The celebration is being hosted at Richard’s house. Fifteen years older than his guests, he’s a gay photographer always hanging around capturing their lives. It’s his Paris home, shared with his lover, that Fiona is staying at. Richard is now famous, readying for a noteworthy exhibition of his photographic art documenting the AIDS epidemic, which means Fiona’s past merges with the present.
Also in 1985: Ryan White, a brave teenager with a blood disorder was denied admission to middle school. He called international attention to how the virus also spread. His activism helped turn the tide. His name appears in the novel. So does Rock Hudson’s, the handsome, wasted-away actor who died in 1985, succumbing to the disease he’d hidden from his adoring public. Still, it took two more years for Ronald Reagan to acknowledge the crisis. He’s here too, along with the growing anger towards his administration’s inaction. Though this was also the year when the FDA approved a blood test for HIV/AIDS, the test Nico took.
Not everyone did. Infected meant you’d die back then (100 drugs are available today, making the dreaded diagnosis not the seal of death). Yale is torn up about the blood screening. Who wants to know you’re going to die soon? What about one’s moral obligation to know so you don’t infect others?

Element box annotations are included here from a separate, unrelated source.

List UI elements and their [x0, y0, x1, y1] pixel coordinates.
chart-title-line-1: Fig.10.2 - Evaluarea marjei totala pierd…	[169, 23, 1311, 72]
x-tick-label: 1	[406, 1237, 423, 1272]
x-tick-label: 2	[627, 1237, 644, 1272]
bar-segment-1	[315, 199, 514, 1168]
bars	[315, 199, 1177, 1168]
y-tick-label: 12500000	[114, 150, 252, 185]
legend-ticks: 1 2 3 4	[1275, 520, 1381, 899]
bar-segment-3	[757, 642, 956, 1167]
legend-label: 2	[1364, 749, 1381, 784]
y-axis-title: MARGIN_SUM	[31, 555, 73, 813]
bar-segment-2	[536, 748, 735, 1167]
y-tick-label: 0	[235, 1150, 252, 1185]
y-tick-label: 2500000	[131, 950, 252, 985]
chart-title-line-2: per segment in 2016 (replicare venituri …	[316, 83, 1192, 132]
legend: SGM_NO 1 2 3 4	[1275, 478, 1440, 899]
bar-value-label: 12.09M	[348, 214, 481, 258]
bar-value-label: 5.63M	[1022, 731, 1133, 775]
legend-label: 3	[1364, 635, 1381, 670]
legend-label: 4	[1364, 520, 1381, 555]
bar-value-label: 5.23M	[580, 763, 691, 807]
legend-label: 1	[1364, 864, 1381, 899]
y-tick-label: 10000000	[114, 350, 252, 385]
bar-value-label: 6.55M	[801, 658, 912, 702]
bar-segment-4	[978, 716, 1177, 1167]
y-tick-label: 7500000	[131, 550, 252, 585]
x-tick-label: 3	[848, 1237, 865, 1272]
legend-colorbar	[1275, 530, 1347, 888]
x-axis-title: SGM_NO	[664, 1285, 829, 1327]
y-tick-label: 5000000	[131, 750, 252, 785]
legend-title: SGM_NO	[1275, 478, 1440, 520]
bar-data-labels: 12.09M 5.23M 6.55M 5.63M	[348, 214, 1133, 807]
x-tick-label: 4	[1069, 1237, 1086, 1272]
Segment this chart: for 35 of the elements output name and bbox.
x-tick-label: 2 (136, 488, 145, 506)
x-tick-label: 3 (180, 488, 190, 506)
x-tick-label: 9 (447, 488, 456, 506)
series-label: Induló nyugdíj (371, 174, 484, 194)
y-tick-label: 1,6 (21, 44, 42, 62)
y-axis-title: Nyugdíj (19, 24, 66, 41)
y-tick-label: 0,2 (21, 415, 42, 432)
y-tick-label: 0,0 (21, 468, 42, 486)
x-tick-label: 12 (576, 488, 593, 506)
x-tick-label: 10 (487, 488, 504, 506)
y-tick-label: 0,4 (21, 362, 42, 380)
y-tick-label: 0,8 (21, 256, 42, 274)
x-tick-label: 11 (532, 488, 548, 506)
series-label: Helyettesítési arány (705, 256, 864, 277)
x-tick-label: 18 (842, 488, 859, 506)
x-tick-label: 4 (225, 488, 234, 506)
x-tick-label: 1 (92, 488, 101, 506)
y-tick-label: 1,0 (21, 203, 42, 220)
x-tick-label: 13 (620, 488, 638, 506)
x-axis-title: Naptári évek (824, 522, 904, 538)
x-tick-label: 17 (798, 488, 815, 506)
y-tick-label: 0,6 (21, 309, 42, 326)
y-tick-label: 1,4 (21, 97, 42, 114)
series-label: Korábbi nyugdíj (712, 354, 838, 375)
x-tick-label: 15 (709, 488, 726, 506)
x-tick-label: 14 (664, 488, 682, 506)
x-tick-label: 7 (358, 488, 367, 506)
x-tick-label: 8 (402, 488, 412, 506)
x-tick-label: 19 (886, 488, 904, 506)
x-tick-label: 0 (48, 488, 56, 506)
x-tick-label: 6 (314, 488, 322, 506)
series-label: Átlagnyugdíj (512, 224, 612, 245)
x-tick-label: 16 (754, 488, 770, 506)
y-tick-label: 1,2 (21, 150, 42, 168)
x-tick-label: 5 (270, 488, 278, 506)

It takes 100 of 400+ pages to detail 1985 to 1986. Nico’s death comes at the same time Yale’s art career as development director of a fictional new gallery at Northwestern University, the Briggs, is taking off. (The Block art museum is the real one.) It may be one of the few places the Chicago author invents, perhaps because she teaches creative writing there. Real places and real events are planted throughout; the rest fictional.
Fiona’s Paris is also intertwined in Yale’s story: Nora, ninety years old, a former artist’s muse and artist herself in Paris before and soon after WWI, has chosen Yale to navigate and curate her beloved art collection she wants to bequeath to the Briggs against her family’s desires. The collection comprises sketches, drawings, and paintings by Italian, French, Russian, Bulgarian, and Japanese artists such as Modigliani, Hébuterne, Soutine, Pascin, Foujita, and a total unknown, Ranko Novak. You won’t have to wait too long to find out why she picked Yale; Ranko’s mystery intriguingly stretches out.
Yale is kind, diplomatic, and very good at what he does. Nora now lives in Wisconsin, so he travels often (with several Briggs characters) to negotiate this delicate transaction. The collection has to be authenticated and valued. It could be worth two million or more, putting the Briggs on the map and cinching Yale’s career. As Nora’s backstory is disclosed little by little, Yale becomes committed to carrying out her specific wishes. Nora is dying, so his travails and sacrifices add more suspense. We’re already turning pages to see what happens to Yale’s health.
Meanwhile, Yale is also dealing with his obsessively possessive, long-time lover, Charlie, an activist who runs a fictitious gay newspaper inspired by real ones.
Makkai’s gay characters come from Cuban, Jewish, Mormon, white, and black heritages. Besides creative careers, others include philosophy and law. Nora, on the other hand, works at a resale shop that provides funds to the Howard Brown health center, which established Chicago’s AIDS hotline, notably in 1985. Founded by gay medical students, it’s one of our largest LGBTQ organizations, providing “life-affirming” care.
The Great Believers affirms life too, by affirming lives lost and the survivors who loved and cared for them.